After several years in secretive development, Omnity hopes that its semantic search engine can change our very idea of what online search can actually accomplish.
One new search engine is so confident in its technology that it thinks it could buy Google, and not the other way around.
In development for four years and only now, at CES 2016, out of so-called "stealth mode" in which the company said not a peep to the press, Omnity is a new kind of search engine that asks the question: What if, instead of searching for keywords like "baseball scores" or "best-rated Nintendo 64 games," a search engine let users search across disparate documents, from Wikipedia pages and news articles to patent filings and PDFs, in order to find shared interconnectedness?
"What this lets users do is avoid the tyranny of taxonomy," said Omnity CEO Brian Sager at a Tuesday evening CES event called Digital Experience. "We probably should trademark that," he then joked.
Sager explained that when Omnity searches across documents, it throws out "grammatical glue but semantic noise"—commonly used words like "the," "he," "she," or "it." Stripped of this "noise," Omnity is then able to analyze the remaining "rare words" to find common threads that link together different documents.
"What this lets users do is avoid the tyranny of taxonomy"
In one example, Sager searched for documents related to the news article headline "CEO Exits After Mutual Fund Implodes," at which point Omnity pulled up related Wikipedia and NPR articles and a patent application that the company had filed. In another example, Omnity was asked to find more information about Ford becoming an information technology company. "If you wanted to find more information on this topic what would you look for?" asked Sager. "Keywords like Ford? Technology? Car? What would you get? Here, Omnity is able to analyze the words in that article to pull up further articles on topics like Ford's progress with self-driving cars, its Palo Alto research lab, and a patent application."
If you ask Sager, this new kind of search in which users take entire documents and look for semantic meaning rather than merely matching pre-cooked keywords has the potential to upend the very idea of "search," just as Google did when it launched in 1998, particularly in fields like academic and legal research and fact-checking.

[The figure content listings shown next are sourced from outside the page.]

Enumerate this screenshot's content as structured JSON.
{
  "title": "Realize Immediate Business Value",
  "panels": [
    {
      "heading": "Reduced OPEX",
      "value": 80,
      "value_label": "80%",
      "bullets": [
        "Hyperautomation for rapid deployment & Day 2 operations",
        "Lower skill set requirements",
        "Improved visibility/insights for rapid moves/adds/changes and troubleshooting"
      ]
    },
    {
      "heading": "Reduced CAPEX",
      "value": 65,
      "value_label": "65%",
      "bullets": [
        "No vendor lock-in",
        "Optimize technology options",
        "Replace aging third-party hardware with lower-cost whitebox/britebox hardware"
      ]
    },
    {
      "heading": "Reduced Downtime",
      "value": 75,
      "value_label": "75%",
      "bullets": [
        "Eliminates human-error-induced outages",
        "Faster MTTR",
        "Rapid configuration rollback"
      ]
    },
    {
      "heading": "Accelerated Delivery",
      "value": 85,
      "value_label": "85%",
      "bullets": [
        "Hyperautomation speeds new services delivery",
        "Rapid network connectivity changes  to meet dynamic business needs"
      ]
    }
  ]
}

"We don't view ourselves as being complementary and not competitive with Google," said Sager. Reading between the lines, when I asked if this meant Omnity was merely looking to be snapped up by Google, providing a nice financial return for its investors, Sager laughed off the assertion with a bold claim likely to generate sharp interest in the company.
"I use Google every day and it's great, but no, we're more likely to buy Google."